4. Aileyle etkileşim. (slayt)

Ayrıca öğretim ekibimiz, çalışmalarını aileyle yakın temas halinde olan çocukları yetiştirme ve öğretme, ebeveynleri anaokulu yaşamına dahil etme üzerine inşa ediyor.

Okul öncesi eğitim kurumları çeşitli çalışma biçimlerini kullanır. ebeveynler:

Ebeveynlerin okul öncesi eğitim kurumlarında çocuk etkinliklerinin düzenlenmesine dahil edilmesi;

Ebeveynlere açık günler;

Ebeveynleri sorgulamak;

Ebeveynlere yönelik istişareler;

Veli toplantıları;

Ebeveyn köşelerinin tasarımı, mobil klasörler, ebeveynler için sergiler.

Bu STK'nın 4 alanında da sürekli ve sürekli çalışma, Her çocuğun sosyal ve iletişimsel gelişimi. Çocuklar daha özgür ve bağımsız, amaçlı ve kendine güvenen, girişken, akranlarına ve yetişkinlere karşı daha dikkatli ve şefkatli hale gelir; Karşılıklı anlayış ve işbirliği yeteneğine sahip. Çocuklar ortak karar alma ve bunların uygulanmasını takip etme yeteneğini geliştirir.

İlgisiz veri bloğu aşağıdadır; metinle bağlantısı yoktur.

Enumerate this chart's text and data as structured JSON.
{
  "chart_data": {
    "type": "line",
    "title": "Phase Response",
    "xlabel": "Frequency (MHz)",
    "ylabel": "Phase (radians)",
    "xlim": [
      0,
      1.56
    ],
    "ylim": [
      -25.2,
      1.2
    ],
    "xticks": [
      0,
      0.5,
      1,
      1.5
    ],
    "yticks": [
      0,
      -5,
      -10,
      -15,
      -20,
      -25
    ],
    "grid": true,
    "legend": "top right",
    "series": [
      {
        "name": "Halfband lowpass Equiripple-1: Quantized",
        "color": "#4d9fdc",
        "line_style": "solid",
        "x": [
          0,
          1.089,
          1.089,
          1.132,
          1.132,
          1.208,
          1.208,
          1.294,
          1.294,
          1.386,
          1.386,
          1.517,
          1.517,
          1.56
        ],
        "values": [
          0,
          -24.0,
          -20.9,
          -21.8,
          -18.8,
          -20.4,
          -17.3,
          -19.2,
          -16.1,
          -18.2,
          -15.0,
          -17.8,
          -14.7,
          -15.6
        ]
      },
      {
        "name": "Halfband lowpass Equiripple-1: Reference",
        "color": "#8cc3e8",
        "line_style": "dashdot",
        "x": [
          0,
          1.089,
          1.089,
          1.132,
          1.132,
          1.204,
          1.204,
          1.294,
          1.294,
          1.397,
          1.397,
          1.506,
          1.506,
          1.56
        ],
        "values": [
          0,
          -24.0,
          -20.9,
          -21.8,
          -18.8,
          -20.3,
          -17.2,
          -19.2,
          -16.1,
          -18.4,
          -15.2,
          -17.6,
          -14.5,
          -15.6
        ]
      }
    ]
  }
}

Okul öncesi öğretmenleri çocuk bakımı uzmanlarıyla yakın işbirliği içinde çalışır bahçe: konuşma terapisti öğretmeni, müzik direktörü, beden eğitimi öğretmeni, konuşma patologu öğretmeni, psikolog, eğitim çalışmalarının daha başarılı bir şekilde yürütülmesine yardımcı olur okul öncesi çocukların sosyal oluşumu üzerine-iletişim yetenekleri. Programların, teknolojilerin ve eğitim ve öğretimin sorunlu durumlarının ortak bir analizi gerçekleştirilir.

Sosyal ve iletişimsel gelişimÇocuğun eğitimi, dış dünyayla ve insanlarla gerekli bağlantıları kurmayı ve sürdürmeyi öğrendiği karmaşık bir süreçtir.

Gelecekte bir kişinin iletişimsel yeterliliğinin oluşumunun altında yatan şey budur; bu, kişinin iletişim sürecinde çevredeki gerçekliği yeterince algılamasına ve ona yanıt vermesine olanak tanıyan tüm beceri, yetenek ve bilgi kümesini temsil eder.

İletişimsel yeterlilik kazanma sürecinin uzun ve zor olduğunu tam bir güvenle söyleyebiliriz ve bundan şu sonuç çıkıyor: geliştirmek Bu yönde bir çocuğa erken yaşlardan itibaren ihtiyaç vardır.